Consent decrees are “essential” and shouldn’t be “diminished,” said NAB. The decrees “provide important protections against the inherently anti-competitive features” of PROs, it said. “The blanket licensing of performance rights is inherently anti-competitive because the very nature of the PROs’ blanket license involves the fixing of a single price for all music, irrespective of which songs are actually used.” The decrees shouldn’t be “amended to allow the PROs to discriminate against certain licensees by allowing music publishers to selectively withdraw their catalogs with respect to some licensees but not others,” it said. If amended, consent decrees should “require greater transparency with respect to the PROs’ repertories,” said NAB.

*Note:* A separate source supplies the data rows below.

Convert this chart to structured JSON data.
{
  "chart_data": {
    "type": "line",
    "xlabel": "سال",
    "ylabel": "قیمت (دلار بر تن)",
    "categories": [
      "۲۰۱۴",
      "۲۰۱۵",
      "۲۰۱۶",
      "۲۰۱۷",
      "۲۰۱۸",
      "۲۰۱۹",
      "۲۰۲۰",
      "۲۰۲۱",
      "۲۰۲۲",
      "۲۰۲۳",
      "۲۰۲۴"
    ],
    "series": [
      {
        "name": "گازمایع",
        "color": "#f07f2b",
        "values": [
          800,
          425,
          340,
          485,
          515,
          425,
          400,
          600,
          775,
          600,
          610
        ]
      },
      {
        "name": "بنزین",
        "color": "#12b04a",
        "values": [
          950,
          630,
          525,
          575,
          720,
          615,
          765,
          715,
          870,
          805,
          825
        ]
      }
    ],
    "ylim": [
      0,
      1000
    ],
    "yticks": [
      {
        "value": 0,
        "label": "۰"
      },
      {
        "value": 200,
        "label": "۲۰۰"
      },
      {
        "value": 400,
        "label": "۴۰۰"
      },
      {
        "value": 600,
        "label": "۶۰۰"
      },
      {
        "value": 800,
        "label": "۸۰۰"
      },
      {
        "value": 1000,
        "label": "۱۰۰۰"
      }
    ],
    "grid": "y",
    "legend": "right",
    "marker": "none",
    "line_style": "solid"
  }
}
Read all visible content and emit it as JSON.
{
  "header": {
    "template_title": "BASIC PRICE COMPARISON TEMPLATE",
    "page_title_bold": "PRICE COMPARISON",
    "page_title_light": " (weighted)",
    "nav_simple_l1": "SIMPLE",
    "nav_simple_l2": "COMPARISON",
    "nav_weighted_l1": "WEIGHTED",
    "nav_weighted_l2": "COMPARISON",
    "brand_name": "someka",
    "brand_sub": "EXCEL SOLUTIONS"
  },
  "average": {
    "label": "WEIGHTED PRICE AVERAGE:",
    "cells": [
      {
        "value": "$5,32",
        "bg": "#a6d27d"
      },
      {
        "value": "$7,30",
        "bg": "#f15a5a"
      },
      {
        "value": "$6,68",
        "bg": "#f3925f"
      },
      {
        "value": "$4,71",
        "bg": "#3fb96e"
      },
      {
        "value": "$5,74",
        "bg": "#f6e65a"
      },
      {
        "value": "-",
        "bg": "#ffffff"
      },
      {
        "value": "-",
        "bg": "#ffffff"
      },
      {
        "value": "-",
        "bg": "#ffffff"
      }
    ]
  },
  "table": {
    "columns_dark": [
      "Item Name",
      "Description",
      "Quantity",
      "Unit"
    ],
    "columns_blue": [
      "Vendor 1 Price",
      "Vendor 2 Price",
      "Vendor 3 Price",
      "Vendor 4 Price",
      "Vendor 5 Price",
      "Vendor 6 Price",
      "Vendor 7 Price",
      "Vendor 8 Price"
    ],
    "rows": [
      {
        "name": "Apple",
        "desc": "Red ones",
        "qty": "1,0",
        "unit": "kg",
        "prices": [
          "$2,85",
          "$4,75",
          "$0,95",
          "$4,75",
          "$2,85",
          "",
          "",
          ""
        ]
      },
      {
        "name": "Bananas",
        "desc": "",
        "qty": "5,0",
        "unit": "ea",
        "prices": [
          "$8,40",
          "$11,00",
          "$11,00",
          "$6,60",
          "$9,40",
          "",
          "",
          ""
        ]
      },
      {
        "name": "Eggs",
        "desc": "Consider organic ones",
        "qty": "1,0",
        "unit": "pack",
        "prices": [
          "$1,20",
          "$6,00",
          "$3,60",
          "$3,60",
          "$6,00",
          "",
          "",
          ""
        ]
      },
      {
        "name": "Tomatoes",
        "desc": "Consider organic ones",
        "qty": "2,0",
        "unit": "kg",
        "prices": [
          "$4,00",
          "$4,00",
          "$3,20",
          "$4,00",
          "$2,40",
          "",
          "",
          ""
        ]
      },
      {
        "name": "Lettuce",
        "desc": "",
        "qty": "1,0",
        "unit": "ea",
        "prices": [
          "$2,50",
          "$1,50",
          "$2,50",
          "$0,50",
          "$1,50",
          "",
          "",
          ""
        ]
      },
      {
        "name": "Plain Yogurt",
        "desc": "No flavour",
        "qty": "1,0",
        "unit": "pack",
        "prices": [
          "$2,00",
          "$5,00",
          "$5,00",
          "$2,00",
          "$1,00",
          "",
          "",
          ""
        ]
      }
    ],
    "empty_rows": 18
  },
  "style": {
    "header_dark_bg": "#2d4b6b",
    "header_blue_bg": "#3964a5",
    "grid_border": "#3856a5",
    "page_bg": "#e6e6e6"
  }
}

The uniform rates for all songs established in the original 1941 consent decrees were for a “pre-computer world,” said Alan McQuinn, ITIF research assistant and principal author of its comments, in an interview. There should be “dynamic pricing” to reflect the contemporary music licensing landscape, he said. McQuinn said the comments were written from a “neutral” policy perspective. PROs should be able to license mechanical and synchronization rights to “further simplify the complex” music licensing system, commented ITIF. It wants a “one-stop-shop” music catalog so “potential licensees would be free to find and pick what licenses they wish to purchase, and third-party developers could build applications on top of the PRO’s databases to facilitate music licensing.” DOJ should “consider either arbitration or creating a means by which rate courts can expedite their decisions,” it said.

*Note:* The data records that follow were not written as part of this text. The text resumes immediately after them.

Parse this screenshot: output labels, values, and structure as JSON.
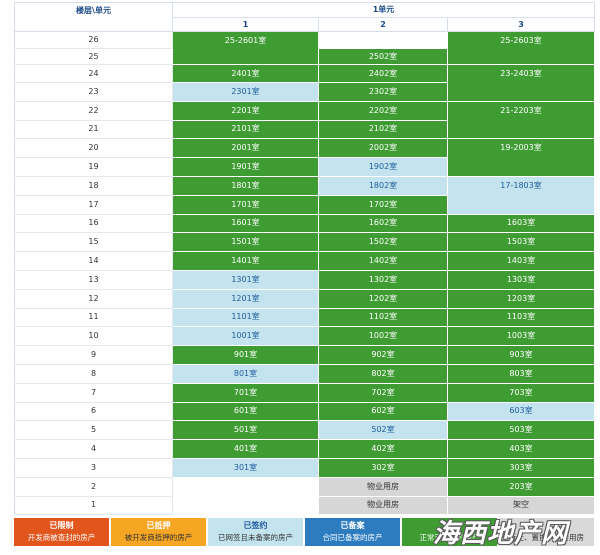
{
  "header": {
    "corner_label": "楼层\\单元",
    "unit_group_label": "1单元",
    "columns": [
      "1",
      "2",
      "3"
    ]
  },
  "status_colors": {
    "available": {
      "bg": "#3e9c32",
      "fg": "#ffffff"
    },
    "signed": {
      "bg": "#c3e3ee",
      "fg": "#1f5c9e"
    },
    "not_for_sale": {
      "bg": "#d6d6d6",
      "fg": "#333333"
    },
    "none": {
      "bg": "#ffffff",
      "fg": "#333333"
    }
  },
  "floors": [
    {
      "floor": "26",
      "cells": [
        {
          "text": "25-2601室",
          "status": "available",
          "floor_span": 2
        },
        {
          "text": "",
          "status": "none"
        },
        {
          "text": "25-2603室",
          "status": "available",
          "floor_span": 2
        }
      ]
    },
    {
      "floor": "25",
      "cells": [
        {
          "text": "2502室",
          "status": "available"
        }
      ]
    },
    {
      "floor": "24",
      "cells": [
        {
          "text": "2401室",
          "status": "available"
        },
        {
          "text": "2402室",
          "status": "available"
        },
        {
          "text": "23-2403室",
          "status": "available",
          "floor_span": 2
        }
      ]
    },
    {
      "floor": "23",
      "cells": [
        {
          "text": "2301室",
          "status": "signed"
        },
        {
          "text": "2302室",
          "status": "available"
        }
      ]
    },
    {
      "floor": "22",
      "cells": [
        {
          "text": "2201室",
          "status": "available"
        },
        {
          "text": "2202室",
          "status": "available"
        },
        {
          "text": "21-2203室",
          "status": "available",
          "floor_span": 2
        }
      ]
    },
    {
      "floor": "21",
      "cells": [
        {
          "text": "2101室",
          "status": "available"
        },
        {
          "text": "2102室",
          "status": "available"
        }
      ]
    },
    {
      "floor": "20",
      "cells": [
        {
          "text": "2001室",
          "status": "available"
        },
        {
          "text": "2002室",
          "status": "available"
        },
        {
          "text": "19-2003室",
          "status": "available",
          "floor_span": 2
        }
      ]
    },
    {
      "floor": "19",
      "cells": [
        {
          "text": "1901室",
          "status": "available"
        },
        {
          "text": "1902室",
          "status": "signed"
        }
      ]
    },
    {
      "floor": "18",
      "cells": [
        {
          "text": "1801室",
          "status": "available"
        },
        {
          "text": "1802室",
          "status": "signed"
        },
        {
          "text": "17-1803室",
          "status": "signed",
          "floor_span": 2
        }
      ]
    },
    {
      "floor": "17",
      "cells": [
        {
          "text": "1701室",
          "status": "available"
        },
        {
          "text": "1702室",
          "status": "available"
        }
      ]
    },
    {
      "floor": "16",
      "cells": [
        {
          "text": "1601室",
          "status": "available"
        },
        {
          "text": "1602室",
          "status": "available"
        },
        {
          "text": "1603室",
          "status": "available"
        }
      ]
    },
    {
      "floor": "15",
      "cells": [
        {
          "text": "1501室",
          "status": "available"
        },
        {
          "text": "1502室",
          "status": "available"
        },
        {
          "text": "1503室",
          "status": "available"
        }
      ]
    },
    {
      "floor": "14",
      "cells": [
        {
          "text": "1401室",
          "status": "available"
        },
        {
          "text": "1402室",
          "status": "available"
        },
        {
          "text": "1403室",
          "status": "available"
        }
      ]
    },
    {
      "floor": "13",
      "cells": [
        {
          "text": "1301室",
          "status": "signed"
        },
        {
          "text": "1302室",
          "status": "available"
        },
        {
          "text": "1303室",
          "status": "available"
        }
      ]
    },
    {
      "floor": "12",
      "cells": [
        {
          "text": "1201室",
          "status": "signed"
        },
        {
          "text": "1202室",
          "status": "available"
        },
        {
          "text": "1203室",
          "status": "available"
        }
      ]
    },
    {
      "floor": "11",
      "cells": [
        {
          "text": "1101室",
          "status": "signed"
        },
        {
          "text": "1102室",
          "status": "available"
        },
        {
          "text": "1103室",
          "status": "available"
        }
      ]
    },
    {
      "floor": "10",
      "cells": [
        {
          "text": "1001室",
          "status": "signed"
        },
        {
          "text": "1002室",
          "status": "available"
        },
        {
          "text": "1003室",
          "status": "available"
        }
      ]
    },
    {
      "floor": "9",
      "cells": [
        {
          "text": "901室",
          "status": "available"
        },
        {
          "text": "902室",
          "status": "available"
        },
        {
          "text": "903室",
          "status": "available"
        }
      ]
    },
    {
      "floor": "8",
      "cells": [
        {
          "text": "801室",
          "status": "signed"
        },
        {
          "text": "802室",
          "status": "available"
        },
        {
          "text": "803室",
          "status": "available"
        }
      ]
    },
    {
      "floor": "7",
      "cells": [
        {
          "text": "701室",
          "status": "available"
        },
        {
          "text": "702室",
          "status": "available"
        },
        {
          "text": "703室",
          "status": "available"
        }
      ]
    },
    {
      "floor": "6",
      "cells": [
        {
          "text": "601室",
          "status": "available"
        },
        {
          "text": "602室",
          "status": "available"
        },
        {
          "text": "603室",
          "status": "signed"
        }
      ]
    },
    {
      "floor": "5",
      "cells": [
        {
          "text": "501室",
          "status": "available"
        },
        {
          "text": "502室",
          "status": "signed"
        },
        {
          "text": "503室",
          "status": "available"
        }
      ]
    },
    {
      "floor": "4",
      "cells": [
        {
          "text": "401室",
          "status": "available"
        },
        {
          "text": "402室",
          "status": "available"
        },
        {
          "text": "403室",
          "status": "available"
        }
      ]
    },
    {
      "floor": "3",
      "cells": [
        {
          "text": "301室",
          "status": "signed"
        },
        {
          "text": "302室",
          "status": "available"
        },
        {
          "text": "303室",
          "status": "available"
        }
      ]
    },
    {
      "floor": "2",
      "cells": [
        {
          "text": "",
          "status": "none"
        },
        {
          "text": "物业用房",
          "status": "not_for_sale"
        },
        {
          "text": "203室",
          "status": "available"
        }
      ]
    },
    {
      "floor": "1",
      "cells": [
        {
          "text": "",
          "status": "none"
        },
        {
          "text": "物业用房",
          "status": "not_for_sale"
        },
        {
          "text": "架空",
          "status": "not_for_sale"
        }
      ]
    }
  ],
  "legend": [
    {
      "title": "已限制",
      "desc": "开发商被查封的房产",
      "bg": "#e2561d",
      "title_color": "#ffffff",
      "desc_color": "#ffffff"
    },
    {
      "title": "已抵押",
      "desc": "被开发商抵押的房产",
      "bg": "#f6a623",
      "title_color": "#ffffff",
      "desc_color": "#333333"
    },
    {
      "title": "已签约",
      "desc": "已网签且未备案的房产",
      "bg": "#c3e3ee",
      "title_color": "#1f5c9e",
      "desc_color": "#333333"
    },
    {
      "title": "已备案",
      "desc": "合同已备案的房产",
      "bg": "#2e7cc0",
      "title_color": "#ffffff",
      "desc_color": "#ffffff"
    },
    {
      "desc": "正常可销售的房产",
      "bg": "#3e9c32",
      "desc_color": "#ffffff"
    },
    {
      "desc": "拆迁、置换、配套用房",
      "bg": "#d9d9d9",
      "desc_color": "#333333"
    }
  ],
  "watermark": "海西地产网"
}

The FMC “refuses to reveal who funds” it and “continues to undermine what’s in songwriters best interest with fear mongering that ultimately benefits the technology companies who profit off of archaic consent decrees,” said NMPA in a statement. “The result of current BMI and ASCAP consent decree restrictions is not simply below-market rates for songwriters and publishers, but an inability to utilize what is fundamentally a free market right in a manner determined by the rights holder to be best."

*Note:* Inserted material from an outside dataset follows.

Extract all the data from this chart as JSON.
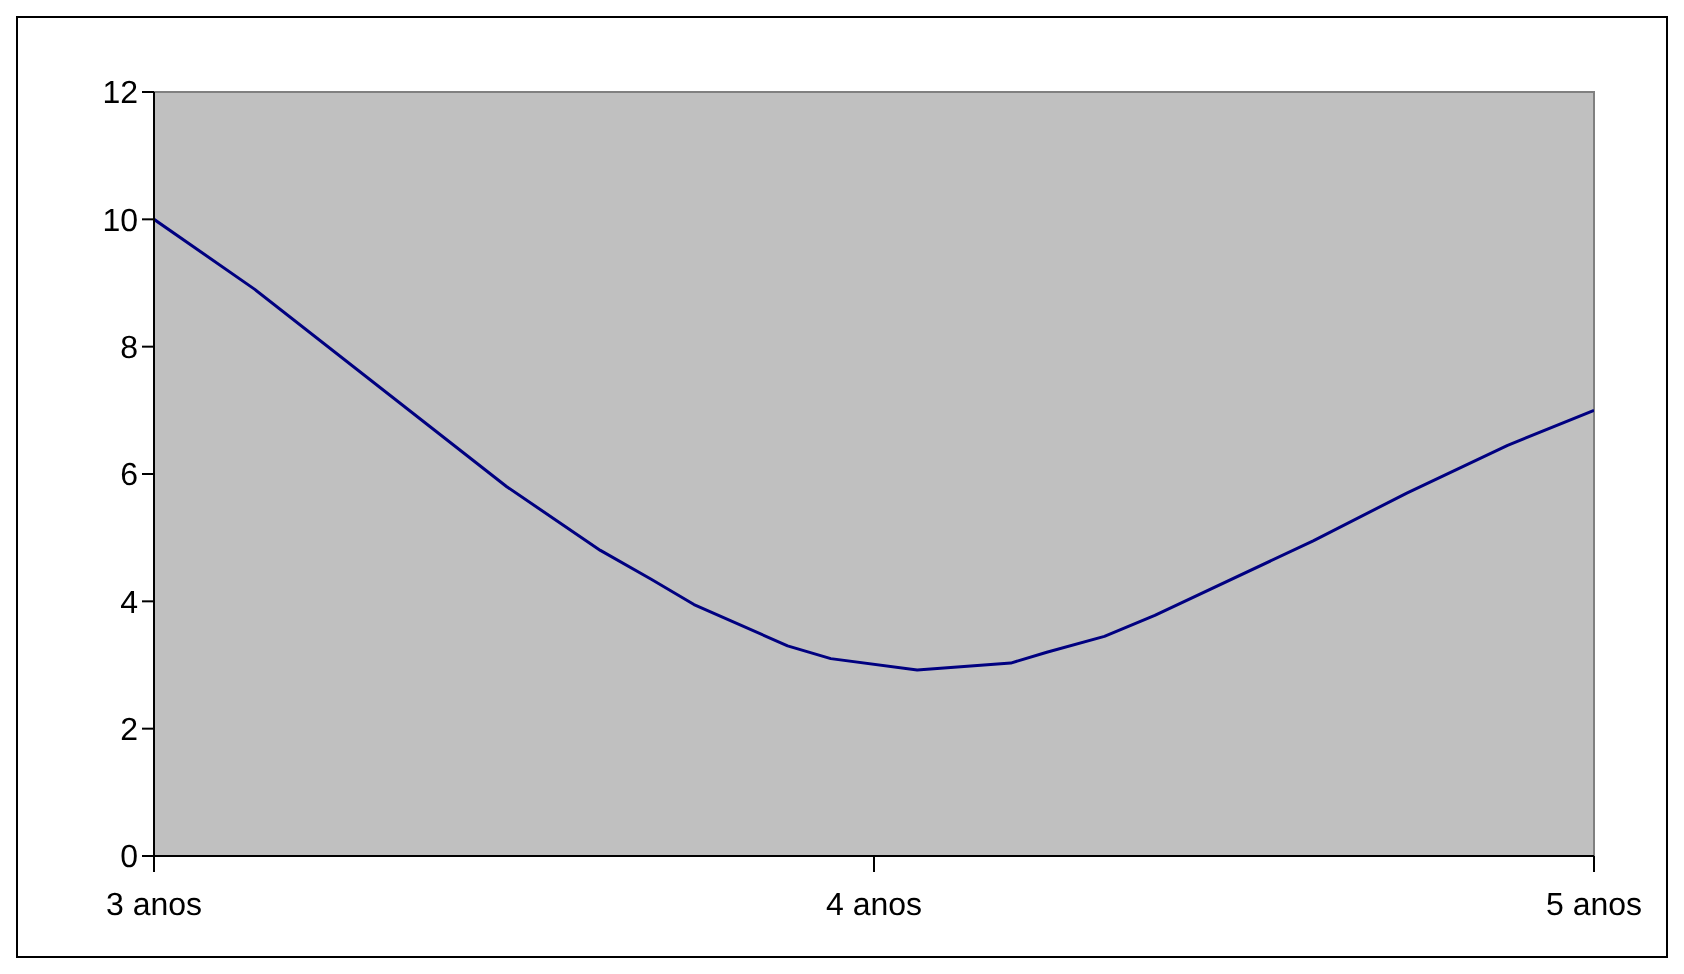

"The interests of the multinational corporations that own the major publishers may sometimes align with ‘what’s in songwriters’ best interest,’ but certainly not always,” said FMC in a statement. “On those occasions when NMPA does the right thing for songwriters, we'll even defend them from unfair criticism,” but when NMPA’s “position puts songwriters at risk, we say that too,” it said. “Rather than engage our actual arguments about benefits of the consent decrees and songwriters’ continued need for transparency, direct payment, and guaranteed splits,” NMPA resorts to “aggressive ad hominems,” said FMC, saying it would prefer to work with NMPA on issues of agreement. FMC isn’t “alone” in its “concern” over the “biggest publishers crippling the PRO system and disadvantaging indie-affiliated songwriters by robbing them of negotiating leverage,” it said.